No, I haven't run it with anything yet. I can keep this patch local for now and start doing the evaluation and go from there.

That said, we can I guess cache ORE per caller and only invalidate it once we inline. Does that sound reasonable to you?

That'll certainly reduce the overhead in the cases where inlining is considered, but does not happen. I am not sure if it is worth the additional complexity though. If you go this route, please isolate the changes to within ORE and invalidate this in emitOptimizationRemark.

Yes, certainly. It would be good if as little of this as possible would spill over into the inliner.

anemet added inline comments.Jul 29 2016, 11:08 AM
test/Transforms/Inline/optimization-remarks-with-hotness.ll
1 ↗(On Diff #65185)

It is just a copy of optimization-remarks.ll further annotated with !prof metadata. Anyhow, I can simplify it.

anemet added a comment.Aug 2 2016, 9:32 PM

Yes, I understand that this is a reporting tool and so the compilation time is not a major constraint. I was wondering if this makes it practical for use in real applications. Perhaps it is. Have you run this on anything large (SPEC, for example) and measured the overhead? I don't have any objections to this patch if you have measured the overhead and found them reasonable.

I've run this on SPEC2000_int, SPEC2006_int/fp now and the overhead seems reasonable with a release (no-asserts) compiler. The worst ones were perlbmk (both 2000 and 2006) and omnetpp around 30% slower. The differences trail off quickly afterwards. Also this was done without LTO. LTO is probably worse.

Let me know if you have further questions.

Adam

anemet updated this revision to Diff 67187.Aug 8 2016, 9:38 AM
anemet edited edge metadata.

Simplified the test per @eraman's comments.

chandlerc accepted this revision.Aug 8 2016, 11:25 PM
chandlerc added a reviewer: chandlerc.
chandlerc added a subscriber: chandlerc.

LGTM w.r.t. to the inliner. Please make sure the other heavy users of remarks are happy as well as you are changing the output mechanism here.

I agree with the sentiment in the patch description that this is a bit gross, but at least seems sufficiently isolated.

include/llvm/Analysis/OptimizationDiagnosticInfo.h
37–38 ↗(On Diff #67187)

This needs a proper doxygen comment, especially regarding the cost of doing this. And doubly especially that it is free unless the context has the hotness emission specifically enabled. I had to read the implementation to understand why this is OK. =[

I'll also note that this applies to this entire file which seems ... remarkably devoid of doxygen API comments.
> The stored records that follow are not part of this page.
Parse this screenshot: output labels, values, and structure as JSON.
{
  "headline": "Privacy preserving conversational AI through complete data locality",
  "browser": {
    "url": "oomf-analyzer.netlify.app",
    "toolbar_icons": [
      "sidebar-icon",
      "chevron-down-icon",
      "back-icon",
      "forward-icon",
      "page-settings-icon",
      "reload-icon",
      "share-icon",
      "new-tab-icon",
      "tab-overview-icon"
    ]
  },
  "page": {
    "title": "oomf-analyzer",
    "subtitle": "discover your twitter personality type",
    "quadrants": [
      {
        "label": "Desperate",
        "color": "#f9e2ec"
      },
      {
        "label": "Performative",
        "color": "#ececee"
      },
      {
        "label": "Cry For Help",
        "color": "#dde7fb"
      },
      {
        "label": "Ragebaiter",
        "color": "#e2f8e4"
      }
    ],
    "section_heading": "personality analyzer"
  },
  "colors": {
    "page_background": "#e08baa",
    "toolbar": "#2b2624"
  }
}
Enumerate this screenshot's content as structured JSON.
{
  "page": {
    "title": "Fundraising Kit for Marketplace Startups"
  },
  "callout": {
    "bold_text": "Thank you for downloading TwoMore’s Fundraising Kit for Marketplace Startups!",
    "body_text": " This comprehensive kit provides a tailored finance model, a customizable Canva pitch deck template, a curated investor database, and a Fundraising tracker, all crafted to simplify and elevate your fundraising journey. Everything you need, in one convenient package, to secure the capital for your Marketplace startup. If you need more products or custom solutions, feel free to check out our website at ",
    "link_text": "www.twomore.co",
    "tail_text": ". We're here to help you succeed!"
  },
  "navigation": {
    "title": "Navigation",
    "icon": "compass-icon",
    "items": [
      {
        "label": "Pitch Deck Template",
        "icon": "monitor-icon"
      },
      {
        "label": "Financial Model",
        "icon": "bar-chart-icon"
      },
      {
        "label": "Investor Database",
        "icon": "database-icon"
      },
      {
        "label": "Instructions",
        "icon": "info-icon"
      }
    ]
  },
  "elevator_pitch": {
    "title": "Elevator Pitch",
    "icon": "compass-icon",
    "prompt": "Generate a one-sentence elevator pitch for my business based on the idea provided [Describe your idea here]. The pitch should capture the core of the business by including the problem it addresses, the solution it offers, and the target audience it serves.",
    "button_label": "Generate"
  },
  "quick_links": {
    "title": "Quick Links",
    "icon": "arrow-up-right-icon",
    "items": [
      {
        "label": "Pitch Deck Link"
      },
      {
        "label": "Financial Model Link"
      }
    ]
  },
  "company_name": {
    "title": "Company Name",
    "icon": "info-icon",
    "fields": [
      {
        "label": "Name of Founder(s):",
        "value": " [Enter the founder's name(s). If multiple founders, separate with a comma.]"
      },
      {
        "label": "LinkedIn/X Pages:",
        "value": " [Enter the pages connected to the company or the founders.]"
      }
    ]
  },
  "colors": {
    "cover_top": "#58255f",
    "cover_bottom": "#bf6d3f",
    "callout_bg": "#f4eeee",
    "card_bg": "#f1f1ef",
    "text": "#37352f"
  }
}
Please document this interface and infrastructure in subsequent commits. =/

156 ↗(On Diff #67187)

No need for '\brief'.

This revision is now accepted and ready to land.Aug 8 2016, 11:25 PM
davidxl accepted this revision.Aug 9 2016, 9:02 AM
davidxl edited edge metadata.

lgtm -- the compile time issue is temporary (and not affecting the default path).

anemet marked 2 inline comments as done.Aug 9 2016, 5:20 PM
This revision was automatically updated to reflect the committed changes.
anemet added inline comments.Aug 9 2016, 5:57 PM
include/llvm/Analysis/OptimizationDiagnosticInfo.h
37–38 ↗(On Diff #67187)

Actually, I think that only the class comment was missing. The member functions were heavily commented.

Fixed in rL278186.

Thanks to all of you for the reviews!